Present at the rally to chant “Vote yes!” and sing songs was Zoe Hecht, a student of Edmunds Elementary School who serves on student council.
“Since we’re the future, if we don’t get good education at our schools, then we won’t be able to get a job .… And then we won’t be able to pay for our kids to get good education for them. And the chain will just keep going on and on, and there will be so many poor families because we won’t be able to get good education,” she said.
While parents and organizers beamed with pride as children urged city residents not to ruin their futures by voting “no” on the budget, some Burlington residents said the children’s rally was appalling, especially since it was promoted through the school.
“This parent got on the intercom and announced that (school kids) will be marching down to City Hall, and if you would like to join us in the march and sing some songs, meet us,” Steve Donohue told Vermont Watchdog.
Donohue said he thought the rally was unseemly, so he filed a complaint with the School Board.
“I asked if it was appropriate for a parent to make announcements on the intercom system at the end of the school day, (and to) invite children to go on a march down to City Hall Park to sing some songs to show our support for the budget.”
David Mount, also a resident of Burlington, was so bothered by the exploitation of elementary school kids that he contacted the secretary of state’s office to inquire if the event was legal. In a written email to Mount, Deputy Secretary of State Brian Leven said “the use of use of taxpayer dollars to advocate for or against an article before the voters could serve as the basis for contesting that election.”
Michelle Mathias, principal at Edmunds Elementary School, told Vermont Watchdog that taxpayer dollars were not used to organize the rally.
“The rally happened at 3:30 in the afternoon, which was after school hours, after our teachers’ busy time was completed. We did not organize any of that — it was taxpayers in the city of Burlington who happened to be PTO members. The PTO coordinated that,” she said.
When asked about how the school kids got to the rally, Mathias said, “They walked. We did not provide transportation. As a matter of fact, they walked with a chaperone designated by their parents.”
But Burlington School Board Commissioner Scot Shumski said teachers actively coordinated the children’s activities, including a protest march that landed school kids in front of his house.
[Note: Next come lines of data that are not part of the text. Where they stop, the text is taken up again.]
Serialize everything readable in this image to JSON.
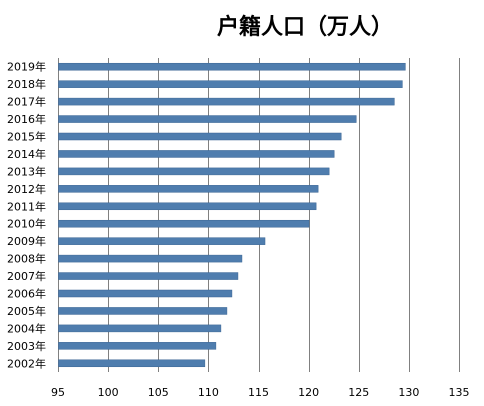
{
  "chart_data": {
    "type": "bar",
    "orientation": "horizontal",
    "title": "户籍人口（万人）",
    "xlabel": "",
    "ylabel": "",
    "xlim": [
      95,
      135
    ],
    "x_ticks": [
      95,
      100,
      105,
      110,
      115,
      120,
      125,
      130,
      135
    ],
    "grid": true,
    "categories": [
      "2019年",
      "2018年",
      "2017年",
      "2016年",
      "2015年",
      "2014年",
      "2013年",
      "2012年",
      "2011年",
      "2010年",
      "2009年",
      "2008年",
      "2007年",
      "2006年",
      "2005年",
      "2004年",
      "2003年",
      "2002年"
    ],
    "values": [
      129.6,
      129.3,
      128.5,
      124.7,
      123.2,
      122.5,
      122.0,
      120.9,
      120.7,
      120.0,
      115.6,
      113.3,
      112.9,
      112.3,
      111.8,
      111.2,
      110.7,
      109.6
    ],
    "bar_color": "#4f7dae"
  }
}
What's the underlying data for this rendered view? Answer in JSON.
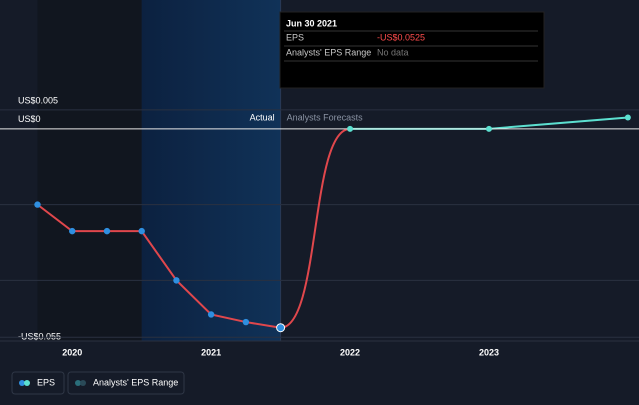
{
  "chart_data": {
    "type": "line",
    "xlim": [
      2019.48,
      2024.08
    ],
    "xticks": [
      2020,
      2021,
      2022,
      2023
    ],
    "ylim": [
      -0.056,
      0.0055
    ],
    "yticks": [
      {
        "value": 0.005,
        "label": "US$0.005"
      },
      {
        "value": 0,
        "label": "US$0"
      },
      {
        "value": -0.055,
        "label": "-US$0.055"
      }
    ],
    "gridlines": [
      -0.02,
      -0.04
    ],
    "region_labels": [
      "Actual",
      "Analysts Forecasts"
    ],
    "series": [
      {
        "name": "EPS",
        "color": "#e0474c",
        "marker_color": "#2f8fe0",
        "x": [
          2019.75,
          2020.0,
          2020.25,
          2020.5,
          2020.75,
          2021.0,
          2021.25,
          2021.5
        ],
        "values": [
          -0.02,
          -0.027,
          -0.027,
          -0.027,
          -0.04,
          -0.049,
          -0.051,
          -0.0525
        ]
      },
      {
        "name": "Analysts' EPS Range",
        "color": "#5ce0d0",
        "x": [
          2022.0,
          2023.0,
          2024.0
        ],
        "values": [
          0,
          0,
          0.003
        ]
      }
    ],
    "tooltip": {
      "title": "Jun 30 2021",
      "rows": [
        {
          "label": "EPS",
          "value": -0.0525,
          "value_label": "-US$0.0525"
        },
        {
          "label": "Analysts' EPS Range",
          "value_label": "No data"
        }
      ]
    }
  }
}
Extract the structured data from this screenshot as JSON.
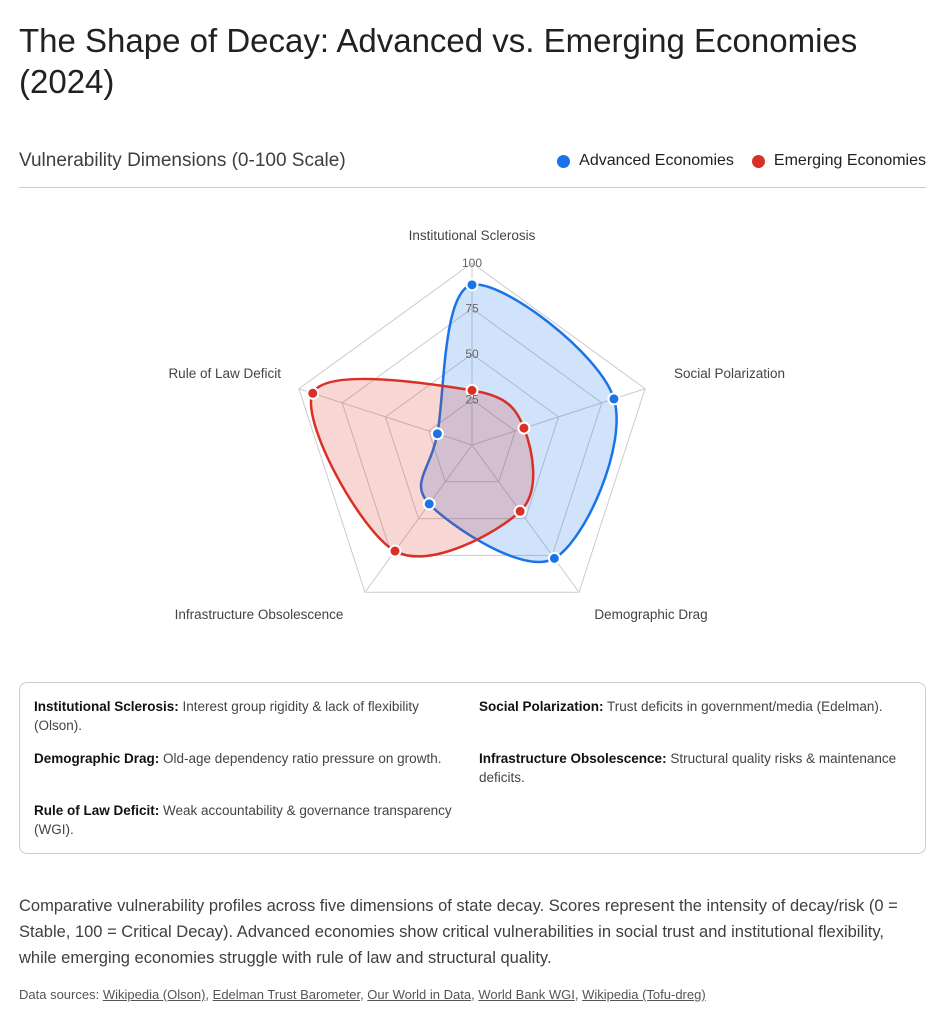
{
  "title": "The Shape of Decay: Advanced vs. Emerging Economies (2024)",
  "chart_data": {
    "type": "radar",
    "subtitle": "Vulnerability Dimensions (0-100 Scale)",
    "axes": [
      "Institutional Sclerosis",
      "Social Polarization",
      "Demographic Drag",
      "Infrastructure Obsolescence",
      "Rule of Law Deficit"
    ],
    "rlim": [
      0,
      100
    ],
    "ticks": [
      "25",
      "50",
      "75",
      "100"
    ],
    "tick_values": [
      25,
      50,
      75,
      100
    ],
    "legend_position": "top-right",
    "series": [
      {
        "name": "Advanced Economies",
        "color": "#1a73e8",
        "values": [
          88,
          82,
          77,
          40,
          20
        ]
      },
      {
        "name": "Emerging Economies",
        "color": "#d93025",
        "values": [
          30,
          30,
          45,
          72,
          92
        ]
      }
    ]
  },
  "definitions": [
    {
      "term": "Institutional Sclerosis:",
      "text": " Interest group rigidity & lack of flexibility (Olson)."
    },
    {
      "term": "Social Polarization:",
      "text": " Trust deficits in government/media (Edelman)."
    },
    {
      "term": "Demographic Drag:",
      "text": " Old-age dependency ratio pressure on growth."
    },
    {
      "term": "Infrastructure Obsolescence:",
      "text": " Structural quality risks & maintenance deficits."
    },
    {
      "term": "Rule of Law Deficit:",
      "text": " Weak accountability & governance transparency (WGI)."
    }
  ],
  "caption": "Comparative vulnerability profiles across five dimensions of state decay. Scores represent the intensity of decay/risk (0 = Stable, 100 = Critical Decay). Advanced economies show critical vulnerabilities in social trust and institutional flexibility, while emerging economies struggle with rule of law and structural quality.",
  "sources_label": "Data sources: ",
  "sources": [
    "Wikipedia (Olson)",
    "Edelman Trust Barometer",
    "Our World in Data",
    "World Bank WGI",
    "Wikipedia (Tofu-dreg)"
  ]
}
“One of the teachers, a former teachers union rep, marched the kids down in front of my house to protest. It could have been a coincidence, but knowing this union rep, I don’t think it’s a coincidence. She stopped right in front of my house and had the kids protesting for the budget,” he said.
Donohue said the campaigning continued even on election day.
“On voting day I was driving by Champlain Elementary School, and it was 10 o’clock in the morning, and there was a bunch of school children at the curb with cute little signs waving to people — and the sign said ‘vote yes.’”
Mathias admits elementary teachers from Edmunds Elementary School were involved, but she said they were free to do so on their time.
“It was after school hours … and, frankly, I have quite a few teachers who are taxpayers and parents in this community. If they’re participating on their time as taxpayers in this community, and as voters, that’s certainly their right.”
But for Mount, the children’s political rally crossed a line, and he said the School Board was known to turn a blind eye to questionable campaign practices.
“I always disliked the way the School Board rallies around the increases. It’s not uncommon for signs to appear on the school grounds leading up to an election urging a yes vote. I don’t know if that’s legal or illegal, but it’s certainly sleazy,” he said. “I’ve seen this happen time and again, but not the way it happened this time.”
Donohue said the legal issue comes down parental approval and use of school resources. He said if parents grant permission for their kids to attend, then that’s their right. Even so, Donohue said the use of kids for political propaganda was unacceptable to him.
“Nothing irks me more than for an adult to be taking advantage of school children. Whatever argument you need to make for or against the budget, use adult logic and arguments versus bringing out cute little furry children to pull on heartstrings.”